Ganz anders sieht es beim Thema Unified Communication aus. Die Top-500-Firmen stempelten UC nicht nur zum Trend mit der wenigsten Zugkraft. Auch im Einsatz ist die Kombination aus Telekommunikation und Informatik noch lange nicht überall. Nur 36 Prozent setzen diese Kommunikationsform als «Early Adaptor» bereits ein. 53 Prozent der befragten Unternehmen verwenden dagegen noch keine UC-Lösung. Aber: Immerhin elf Prozent denken darüber nach, etwas Potenzial ist also vorhanden. Dieses Umfrage-Ergebnis überrascht auf den ersten Blick, wird doch von Herstellerseite schon seit einigen Jahren die These vertreten, dass Unified Communications zu den Toptrends der Branche gehört. Auch den Aussagen von anderen Schweizer Studien laufen die Antworten der Top-500-Firmen fast diametral entgegen. So prognostiziert die Schaffhauser MSM Research einen wahren UC-Boom. Ihren Daten zufolge beschäftigen sich 86 Prozent der befragten Schweizer Unternehmen mit UC in irgend einer Form, sei es, dass die Technik bereits im Einsatz ist oder sei es, dass sie geplant oder nur diskutiert wird. Nach Berechnungen von MSM Research werden demzufolge dieses Jahr in der Schweiz 640 Millionen Franken für UC ausgegeben. Dies sei ein Plus von immerhin gut 13 Prozent. Die prozentuale Wachstumsrate liegt damit weit über derjenigen des gesamten ICT-Marktes, den MSM mit heuer 4,2 Prozent angibt. Das zeigt wieder einmal, dass nicht jeder vorhergesagte Hype auch tatsächlich in der Realität von den Unternehmen so schnell umgesetzt wird.

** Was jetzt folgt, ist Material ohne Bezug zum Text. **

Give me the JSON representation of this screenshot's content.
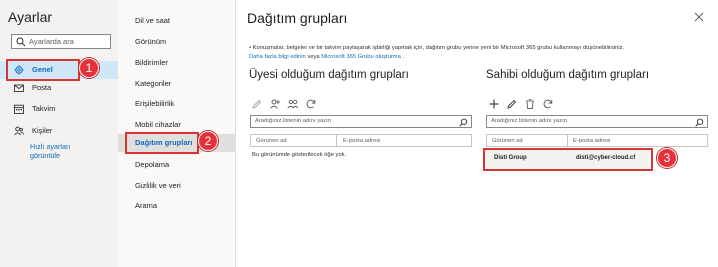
{
  "left_nav": {
    "title": "Ayarlar",
    "search_placeholder": "Ayarlarda ara",
    "items": [
      {
        "label": "Genel",
        "icon": "gear-icon",
        "selected": true
      },
      {
        "label": "Posta",
        "icon": "mail-icon"
      },
      {
        "label": "Takvim",
        "icon": "calendar-icon"
      },
      {
        "label": "Kişiler",
        "icon": "people-icon"
      }
    ],
    "quick_settings_link": "Hızlı ayarları görüntüle"
  },
  "categories": {
    "items": [
      {
        "label": "Dil ve saat"
      },
      {
        "label": "Görünüm"
      },
      {
        "label": "Bildirimler"
      },
      {
        "label": "Kategoriler"
      },
      {
        "label": "Erişilebilirlik"
      },
      {
        "label": "Mobil cihazlar"
      },
      {
        "label": "Dağıtım grupları",
        "selected": true
      },
      {
        "label": "Depolama"
      },
      {
        "label": "Gizlilik ve veri"
      },
      {
        "label": "Arama"
      }
    ]
  },
  "main": {
    "title": "Dağıtım grupları",
    "description": "Konuşmalar, belgeler ve bir takvim paylaşarak işbirliği yapmak için, dağıtım grubu yerine yeni bir Microsoft 365 grubu kullanmayı düşünebilirsiniz.",
    "learn_more_link": "Daha fazla bilgi edinin",
    "connector": "veya",
    "create_group_link": "Microsoft 365 Grubu oluşturma",
    "trailing": ".",
    "member_section": {
      "title": "Üyesi olduğum dağıtım grupları",
      "search_placeholder": "Aradığınız listenin adını yazın",
      "col_display_name": "Görünen ad",
      "col_email": "E-posta adresi",
      "empty_message": "Bu görünümde gösterilecek öğe yok."
    },
    "owner_section": {
      "title": "Sahibi olduğum dağıtım grupları",
      "search_placeholder": "Aradığınız listenin adını yazın",
      "col_display_name": "Görünen ad",
      "col_email": "E-posta adresi",
      "rows": [
        {
          "name": "Disti Group",
          "email": "disti@cyber-cloud.cf"
        }
      ]
    }
  },
  "annotations": {
    "badge_1": "1",
    "badge_2": "2",
    "badge_3": "3",
    "color": "#e5323a"
  },
  "colors": {
    "accent": "#0f6cbd",
    "selected_bg": "#d0e7f8"
  }
}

Weniger Wachstum für Dauerbrenner

Ein unumstritten wichtiges Thema im ICT-Markt ist und bleibt der Bereich Security. Allerdings sehen die von Computerworld befragten Top-500-Unternehmen diesen Trend nicht mehr im gleichen Masse als Zugpferd an: Die Krone vom letzten Jahr muss die Security jetzt an die Virtualisierung abgeben. Allzu grosse Mehreinnahmen dürfen die Security-Hersteller und -Dienstleister auch nicht mehr erwarten. So verneinen 62 Prozent der befragten ICT-Firmen, dass sie im laufenden Jahr für die Informatiksicherheit mehr ausgeben werden als im Vorjahr. Zwar wollen 34 Prozent bis zu 20 Prozent mehr für Security hinblättern, aber nur vier Prozent möchten ihr Security-Budget um mehr als 20 Prozent aufstocken.

Fazit: Nicht jeder Trend wird Realität

Während einige Trends nicht nur in der Fachpresse, bei Marktforschern und in den Marketingabteilungen der Hersteller vorkommen, sondern real in der Firmen-IT zu beobachten sind, entlarvt die Zusatzumfrage von Computerworld Themen wie UC und Business Process Management als Trend mit hohem Hype-Potenzial, die noch nicht allzu oft in konkreten Projekten ihren Niederschlag finden.